Lin’s most significant contribution is to show that, although unexploded ordnance keeps small farmers trapped in poverty and fear, they also offer a form of protection from predatory practices. This dynamic is evident in parts of Cambodia where professional deminers have already cleared the land or where bombing never occurred. In the second chapter, Lin statistically verifies her informants’ local and experiential knowledge that connects good and fertile soil with a higher concentration of unexploded ordnance. As she explains, cluster bombs are designed to detonate on impact, but many failed to do so—a technological failure of which the Pentagon was aware. Lin found that the soil conditions in which the cluster bombs fall influence their detonation rate: fertile soil tends to be softer, which means it tends to contain more unexploded ordnance. Her ethnographic findings also reveal that in these conditions, farmers minimize risks in various ways. For example, they cultivate only a fraction of the total land they own—the part they consider safe—and rely on safer, but less efficient farming methods, such as hand tools rather than machinery. By testing these findings with statistical analysis, Lin shows that the presence of unexploded ordnance neutralizes the advantage of fertile soil, leading to a 40% loss in income when compared to farmers working on land that has not been bombed.
Chapter 4 examines the impact of humanitarian demining on small farmers who were pushed into poverty due to the presence of unexploded ordnance on their land, as well as how people use land once it has been cleared. The author spent two months traveling through remote parts of Cambodia and conversed with small landowners, tenants, and villagers. From these conversations emerged the argument of the book: “mine-removal programs recalibrate the environmental milieus in rural Cambodia, where unexploded ordnance is seen as a source of both fear and protection […]” (128-129). As the author notes, the mine action community holds a strong assumption that explosive removal leads to rural development. Lin questions this assumption, highlighting that clearance is not only a technical solution to a technical problem, but one with profound political, social, and economic consequences.
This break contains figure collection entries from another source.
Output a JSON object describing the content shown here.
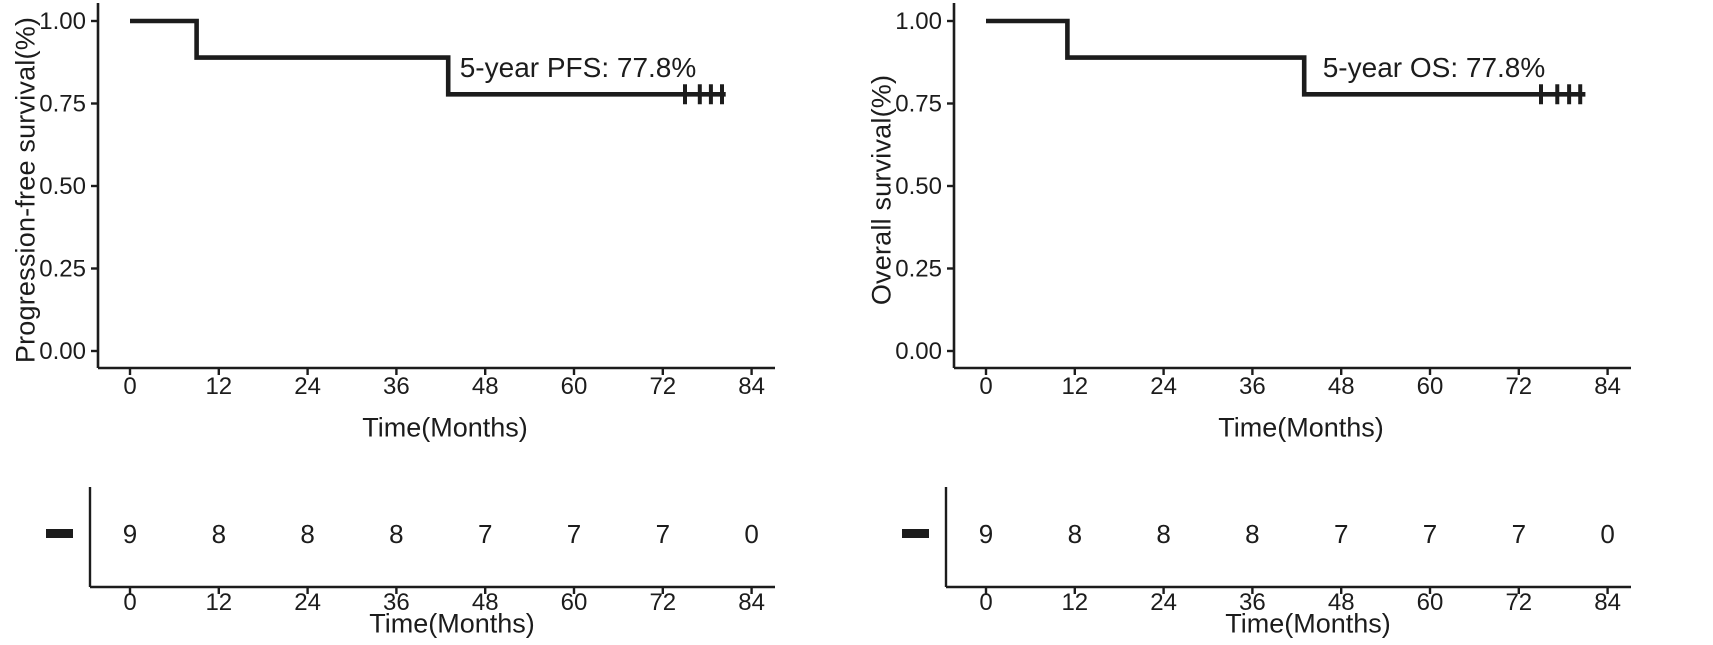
{
  "page": {
    "background": "#ffffff",
    "ink": "#1c1c1c"
  },
  "chart_data": [
    {
      "type": "line",
      "variant": "kaplan-meier-step",
      "ylabel": "Progression-free survival(%)",
      "xlabel": "Time(Months)",
      "annotation": "5-year PFS: 77.8%",
      "xlim": [
        0,
        87
      ],
      "ylim": [
        0,
        1
      ],
      "grid": false,
      "x_ticks": [
        0,
        12,
        24,
        36,
        48,
        60,
        72,
        84
      ],
      "y_ticks": [
        {
          "value": 1.0,
          "label": "1.00"
        },
        {
          "value": 0.75,
          "label": "0.75"
        },
        {
          "value": 0.5,
          "label": "0.50"
        },
        {
          "value": 0.25,
          "label": "0.25"
        },
        {
          "value": 0.0,
          "label": "0.00"
        }
      ],
      "steps": [
        [
          0,
          1.0
        ],
        [
          9,
          1.0
        ],
        [
          9,
          0.889
        ],
        [
          43,
          0.889
        ],
        [
          43,
          0.778
        ],
        [
          80.5,
          0.778
        ]
      ],
      "censor_marks": {
        "value": 0.778,
        "times": [
          75,
          77,
          78.5,
          80
        ]
      },
      "line_color": "#1c1c1c",
      "risk_table": {
        "marker": "dash",
        "xlabel": "Time(Months)",
        "times": [
          0,
          12,
          24,
          36,
          48,
          60,
          72,
          84
        ],
        "at_risk": [
          9,
          8,
          8,
          8,
          7,
          7,
          7,
          0
        ]
      }
    },
    {
      "type": "line",
      "variant": "kaplan-meier-step",
      "ylabel": "Overall survival(%)",
      "xlabel": "Time(Months)",
      "annotation": "5-year OS: 77.8%",
      "xlim": [
        0,
        87
      ],
      "ylim": [
        0,
        1
      ],
      "grid": false,
      "x_ticks": [
        0,
        12,
        24,
        36,
        48,
        60,
        72,
        84
      ],
      "y_ticks": [
        {
          "value": 1.0,
          "label": "1.00"
        },
        {
          "value": 0.75,
          "label": "0.75"
        },
        {
          "value": 0.5,
          "label": "0.50"
        },
        {
          "value": 0.25,
          "label": "0.25"
        },
        {
          "value": 0.0,
          "label": "0.00"
        }
      ],
      "steps": [
        [
          0,
          1.0
        ],
        [
          11,
          1.0
        ],
        [
          11,
          0.889
        ],
        [
          43,
          0.889
        ],
        [
          43,
          0.778
        ],
        [
          81,
          0.778
        ]
      ],
      "censor_marks": {
        "value": 0.778,
        "times": [
          75,
          77.2,
          78.8,
          80.3
        ]
      },
      "line_color": "#1c1c1c",
      "risk_table": {
        "marker": "dash",
        "xlabel": "Time(Months)",
        "times": [
          0,
          12,
          24,
          36,
          48,
          60,
          72,
          84
        ],
        "at_risk": [
          9,
          8,
          8,
          8,
          7,
          7,
          7,
          0
        ]
      }
    }
  ]
}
For instance, she uncovers that the mere presence of deminers in an area has raised the value of the land, which may or may not benefit small landowners. She also shows how cleared land becomes the target of land-grabbing practices adopted by the country’s governmental and military elite.
This book is well-written and accessible, making it suitable for both students and the general public. Scholars and students interested in issues of military waste, land tenure, the aftermaths of the Vietnam War, or contemporary Cambodia will find it particularly insightful. Additionally, it offers valuable perspectives for those involved in the mine action community globally.